技術者ワーママ からだの修理日記

技術職のワーママです。初期乳がん見つかったりうつになったり。でも何とか生きてます。

つくり話 シュガーの物語④

③の続きです。ちょっとマニアック。

 

三木と話した後にエージェントが合流して、人事担当者を含めた形式的な面接を済ませ、その場で彼の採用は決まった。通常、エージェントは紹介先の企業の面接には初めから同行するのが一般的だが、三木の希望で後から来てもらったそうだ。恐らくエージェントは自分を探してコンタクトを取るためだけに依頼したのではないかと彼は思った。

 

採用の決まった彼は、そのまま自宅に帰った。妻もフルタイムで働いており、娘は保育園で預かってもらっている。しばらくは誰も帰ってこないはずだ。

 

コーヒーを淹れてダイニングに座ると、三木からもらってきた資料に目を通した。パンフレットなどの事業内容や福利厚生などを説明するものがほとんどだ。転職の意思を示してもこれから現職との退職時期の交渉などがある。細かい情報はエージェント経由で後から送られてくるだろう。

 

待遇については現職よりずっと高い金額を提示されていた。ただ、表向きは現在進行中のプロジェクトマネージャーのサポート業務となっている。アドバイザーか社内コンサルタントのようなポジションのようだ、直接手を出すというよりはプロジェクトの様子を見ながら、見所のある若手を探して育ててやって欲しいということらしい。正直データサイエンティストは人材不足で、現職でもギリギリの人数で回している状況だった。本当に育てる余裕があるとは信じ難いが、それができるのであれば将来性のある会社だと思う。

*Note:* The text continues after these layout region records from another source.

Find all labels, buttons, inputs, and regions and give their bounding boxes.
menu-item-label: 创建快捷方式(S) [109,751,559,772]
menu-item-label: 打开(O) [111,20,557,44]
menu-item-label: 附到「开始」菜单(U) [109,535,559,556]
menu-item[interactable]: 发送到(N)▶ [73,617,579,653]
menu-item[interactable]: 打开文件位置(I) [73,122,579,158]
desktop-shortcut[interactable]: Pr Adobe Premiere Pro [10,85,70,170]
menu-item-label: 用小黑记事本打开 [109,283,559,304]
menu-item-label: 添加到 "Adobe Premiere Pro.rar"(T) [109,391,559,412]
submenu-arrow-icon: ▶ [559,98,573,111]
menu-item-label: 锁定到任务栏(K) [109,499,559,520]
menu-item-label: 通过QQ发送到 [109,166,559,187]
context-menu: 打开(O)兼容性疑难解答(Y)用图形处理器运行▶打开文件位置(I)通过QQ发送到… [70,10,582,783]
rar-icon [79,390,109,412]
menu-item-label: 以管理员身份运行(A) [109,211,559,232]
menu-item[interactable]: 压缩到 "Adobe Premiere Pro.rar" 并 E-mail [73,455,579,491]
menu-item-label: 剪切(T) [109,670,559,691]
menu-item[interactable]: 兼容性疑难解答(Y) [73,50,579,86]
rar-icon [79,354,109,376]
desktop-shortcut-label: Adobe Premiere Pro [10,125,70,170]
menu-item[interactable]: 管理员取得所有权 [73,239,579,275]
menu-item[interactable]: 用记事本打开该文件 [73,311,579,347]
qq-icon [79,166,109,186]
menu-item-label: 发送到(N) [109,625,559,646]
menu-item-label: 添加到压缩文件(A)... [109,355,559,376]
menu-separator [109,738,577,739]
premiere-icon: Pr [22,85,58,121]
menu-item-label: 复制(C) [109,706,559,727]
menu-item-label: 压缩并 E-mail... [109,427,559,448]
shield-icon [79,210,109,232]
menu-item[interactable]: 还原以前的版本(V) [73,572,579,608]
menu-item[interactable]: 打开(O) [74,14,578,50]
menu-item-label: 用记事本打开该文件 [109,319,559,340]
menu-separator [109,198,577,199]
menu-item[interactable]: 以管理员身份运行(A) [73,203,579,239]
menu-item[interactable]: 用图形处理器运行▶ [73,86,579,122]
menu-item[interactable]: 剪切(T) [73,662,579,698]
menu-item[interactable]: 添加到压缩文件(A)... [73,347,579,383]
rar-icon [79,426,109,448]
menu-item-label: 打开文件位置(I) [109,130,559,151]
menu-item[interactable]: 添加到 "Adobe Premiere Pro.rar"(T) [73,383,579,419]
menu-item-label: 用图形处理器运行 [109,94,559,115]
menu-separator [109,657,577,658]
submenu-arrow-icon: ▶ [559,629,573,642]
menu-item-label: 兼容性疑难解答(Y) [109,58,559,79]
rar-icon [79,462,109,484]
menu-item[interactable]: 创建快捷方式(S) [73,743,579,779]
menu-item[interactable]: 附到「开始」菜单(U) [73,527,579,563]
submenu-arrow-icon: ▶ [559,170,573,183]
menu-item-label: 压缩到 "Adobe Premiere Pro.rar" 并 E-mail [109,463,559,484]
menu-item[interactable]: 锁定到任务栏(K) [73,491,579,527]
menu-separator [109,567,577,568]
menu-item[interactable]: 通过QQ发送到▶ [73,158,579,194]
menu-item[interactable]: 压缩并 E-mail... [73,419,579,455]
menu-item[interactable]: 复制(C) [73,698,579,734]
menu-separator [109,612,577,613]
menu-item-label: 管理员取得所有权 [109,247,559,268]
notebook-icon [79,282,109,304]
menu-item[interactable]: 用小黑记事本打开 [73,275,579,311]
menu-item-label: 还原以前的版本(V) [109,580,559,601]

そして、三木から頼まれた仕事は、SNS利用者のメンタルケアに関わるサービス立ち上げる所から始めて欲しい、というものだった。

今でもメンタルケアのAIアプリは存在するが、あくまで利用者が自分でケアが必要だと自覚していなければならない。ケアが必要なのに自覚していない状況の方が深刻だが、早めの段階からケアができる方が回復も早い。SNSで他者から誹謗中傷などの被害を受けた場合に限らず、投稿の内容からストレス状態をAIが把握し、カウンセラーとして利用者とコミュニケーションを取るようにする、というコンセプトだと言われた。

何より素晴らしいのは、この開発についての進め方を原則任せてもらえる、という条件だ。もちろん予算やインフラなどには制限があるが、一番重要な使うデータを集める所から任せてもらえることは滅多にない。大抵使えるかどうかもわからない社内データを渡されて何とかしろと言われることが多いのだ。

「僕も多くのプロジェクトを立ち上げたが、半端な状態で受け取るのって気持ち悪いでしょ?」

と三木に言われて、この人の仕事ならきっと成功させられる、と思えた。きっとこの機会を逃したら、二度とチャンスはないだろう。

自分の最高の仕事ができる環境、起業せずに実現できるかもしれない。

 

家族と職場にどう切り出そう、と考えながら冷めたコーヒーを啜った。